3.2. All-Pairs Variant
The second variant optimizes the removal and addition jointly by considering all pairs of links that would perform a valid swap.
Figure 10 demonstrates the process. There are 6 removal candidates, and they each have 3–6 possible candidates for the addition. In total, we have 27 candidate pairs. We choose the pair that increases the path length least. Most swaps increase the length of the path but theoretically it is possible that some swap might also decrease the total path; this is rare though.
The final result is shown in
Figure 11. With this example, the variant finds the same solution as the as the greedy variant. However, the
parallel chains example in
Figure 12 shows situation where the All-pairs variant works better than the greedy variant.
Figure 13 summarizes the results of the main MST-based algorithms. Nearest neighbor works poorly because it depends on the arbitrary start point.
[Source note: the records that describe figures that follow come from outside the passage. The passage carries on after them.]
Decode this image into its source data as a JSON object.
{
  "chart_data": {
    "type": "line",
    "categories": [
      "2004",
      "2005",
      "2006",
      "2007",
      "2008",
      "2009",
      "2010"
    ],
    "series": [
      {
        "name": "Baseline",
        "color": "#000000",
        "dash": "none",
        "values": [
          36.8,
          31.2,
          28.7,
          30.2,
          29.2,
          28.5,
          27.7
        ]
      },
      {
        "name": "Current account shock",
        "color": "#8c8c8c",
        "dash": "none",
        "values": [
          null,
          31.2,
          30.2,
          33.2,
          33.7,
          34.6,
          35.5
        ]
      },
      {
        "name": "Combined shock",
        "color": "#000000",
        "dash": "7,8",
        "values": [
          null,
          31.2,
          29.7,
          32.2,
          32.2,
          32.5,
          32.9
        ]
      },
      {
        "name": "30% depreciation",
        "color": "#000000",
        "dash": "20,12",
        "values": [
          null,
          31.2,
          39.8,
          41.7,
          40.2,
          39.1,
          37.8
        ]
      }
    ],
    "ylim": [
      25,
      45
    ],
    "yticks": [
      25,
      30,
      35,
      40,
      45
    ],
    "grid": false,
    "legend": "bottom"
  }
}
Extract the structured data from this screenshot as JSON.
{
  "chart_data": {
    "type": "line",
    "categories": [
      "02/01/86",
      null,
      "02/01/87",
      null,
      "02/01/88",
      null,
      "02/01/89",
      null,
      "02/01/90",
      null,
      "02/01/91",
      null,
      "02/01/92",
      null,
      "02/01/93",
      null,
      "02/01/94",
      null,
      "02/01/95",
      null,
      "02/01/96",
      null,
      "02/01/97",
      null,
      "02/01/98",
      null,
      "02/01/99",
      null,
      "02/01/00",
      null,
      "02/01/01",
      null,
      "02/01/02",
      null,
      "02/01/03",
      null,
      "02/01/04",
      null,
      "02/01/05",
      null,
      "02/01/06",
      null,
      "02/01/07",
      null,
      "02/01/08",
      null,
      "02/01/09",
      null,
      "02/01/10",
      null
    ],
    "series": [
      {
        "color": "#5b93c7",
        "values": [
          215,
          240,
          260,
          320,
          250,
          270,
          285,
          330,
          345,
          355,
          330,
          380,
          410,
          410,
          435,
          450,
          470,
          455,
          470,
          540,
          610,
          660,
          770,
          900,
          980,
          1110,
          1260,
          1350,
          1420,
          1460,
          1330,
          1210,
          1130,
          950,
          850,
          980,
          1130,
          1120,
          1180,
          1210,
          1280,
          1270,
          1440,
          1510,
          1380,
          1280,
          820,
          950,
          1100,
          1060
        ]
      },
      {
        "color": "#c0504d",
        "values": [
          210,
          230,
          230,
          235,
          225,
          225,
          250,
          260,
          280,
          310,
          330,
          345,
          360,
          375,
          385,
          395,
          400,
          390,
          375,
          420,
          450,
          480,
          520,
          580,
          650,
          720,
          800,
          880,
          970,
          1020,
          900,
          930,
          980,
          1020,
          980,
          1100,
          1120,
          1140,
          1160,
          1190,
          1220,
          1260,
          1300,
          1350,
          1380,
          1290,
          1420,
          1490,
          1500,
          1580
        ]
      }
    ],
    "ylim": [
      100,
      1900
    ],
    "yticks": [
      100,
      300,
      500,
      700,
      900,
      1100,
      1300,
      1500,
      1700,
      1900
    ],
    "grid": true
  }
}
If considered all possible start points, it would reach the same result as Prim-TSP, Kruskal-TSP and the greedy variant of MST-to-TSP. In this example, the all-pairs variant of MST-to-TSP is the only heuristic that finds the optimal solution, which includes the detour in the middle of the longer route.
There are (2 3) + (1 3) + (2 3) + (2 3) + (1 3) + (1 3) = 27 candidates in total.
3.3. Randomized Variant
The algorithm can be further improved by repeating it several times. This improvement is inspired by [
34] where k-means clustering algorithm was improved significantly by repeating it 100 times. The only requirement is that the creation of the initial solution includes randomness so that it produces different results every time. In our randomized variant, the final solution is the best result out of the 100 trials. The idea was also applied for the Kruskal-TSP and called
Randomized Kruskal-TSP [
8].
There are several ways how to randomize the algorithm. We adopt the method from [
8] and randomize the creation of MST. When selecting the next link for the merge, we randomly choose one out of the three shortest links. This results in sub-optimal choices. However, as we have a complete graph, it usually has several virtually as good choices. Furthermore, the quality of the MST itself is not a vital for the overall performance of the algorithm; the branch elimination plays a bigger role than the MST. As a result, we will get multiple spanning trees producing different TSP solutions. Out of the 100 repeats, it is likely that one provides better TSP than using only the minimum spanning tree as starting point.